You might, and that is your privilege. But I don't 
have to. When I see a fairytale, I have a right to call 
it a fairytale, even if you or anyone else considers it 
holy scripture. That is what I did. 

If the other person *continues* to invoke the fairytale 
as if what the fairytale says somehow "trumps" the things 
I believe, then I laugh at them and politely beg out of the
conversation. That is also what I did with the other John.

What's the *alternative*? What do you want me to "admit" to?

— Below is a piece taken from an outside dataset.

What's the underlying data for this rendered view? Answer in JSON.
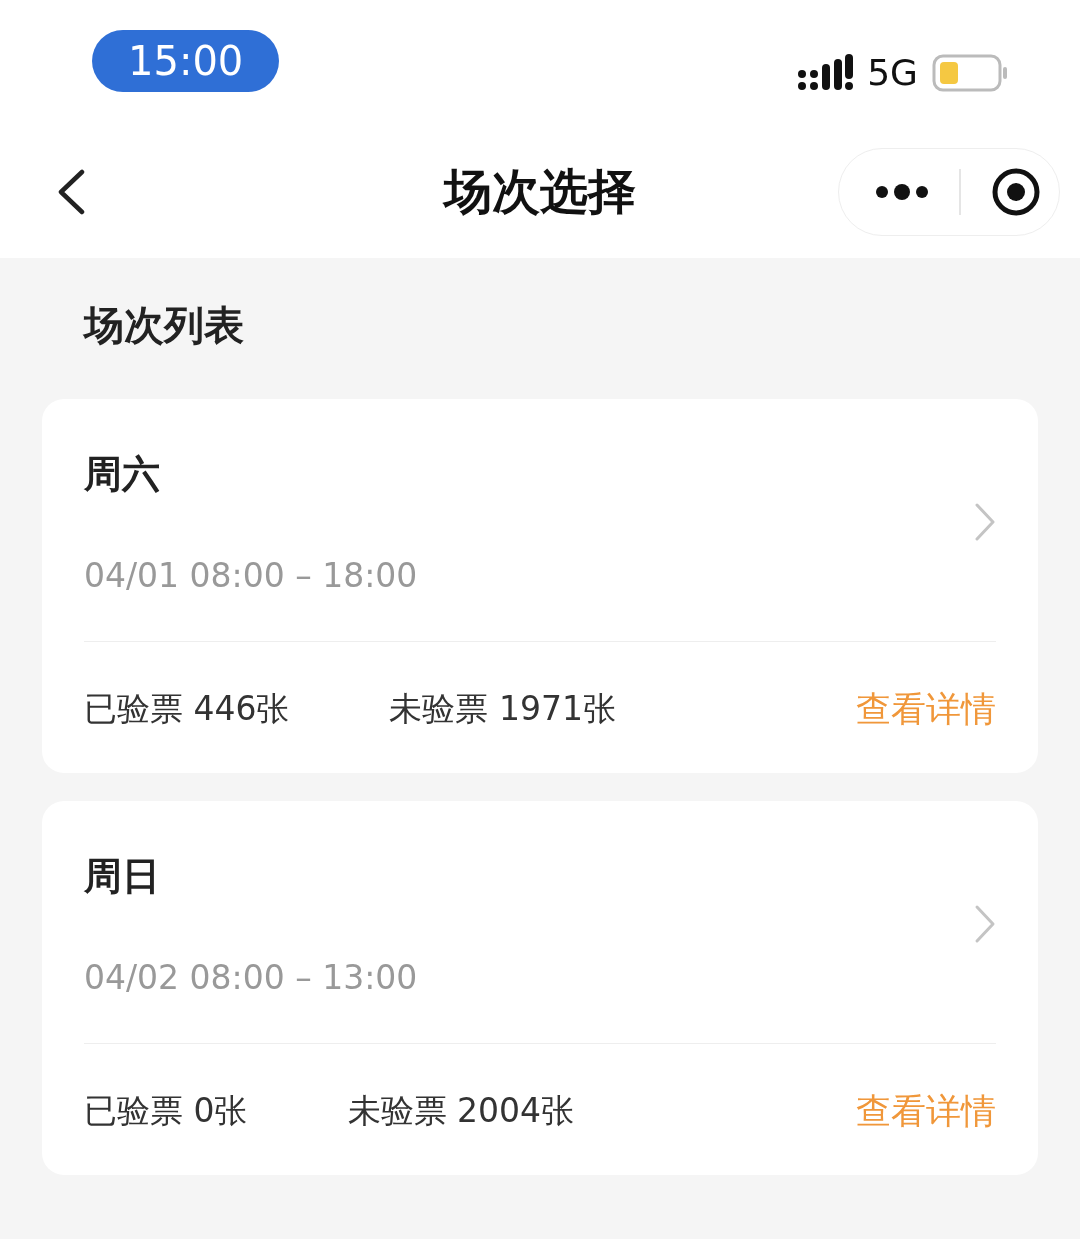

That there are people who know things I don't? Well, duh. 
OF COURSE there are. But that doesn't make them "authorities," 
merely people who know things that I don't. And that doesn't 
mean that I have to believe any of the things they believe,
either. They are *welcome* to know the things they know and
believe the things that they believe, and other people are 
*welcome* to consider them "authorities" if they want. But
I don't have to.

I think what you're really pissed off about is that I class 
the writers of so-called Indian "scriptures" in the same 
category as Stephen King. OK, that IS a little unfair. King 
is a *much* better writer than any of the authors of "vedic
literature," and IMO often conveys a great deal more useful
information about how to live a fulfilling life than they do 
as well. But that doesn't make him any kind of "authority" 
figure for me, any more than the fact that a few of the 
things in the "vedic literature" that make sense to me make 
the people who wrote them any kind of "authority" for me.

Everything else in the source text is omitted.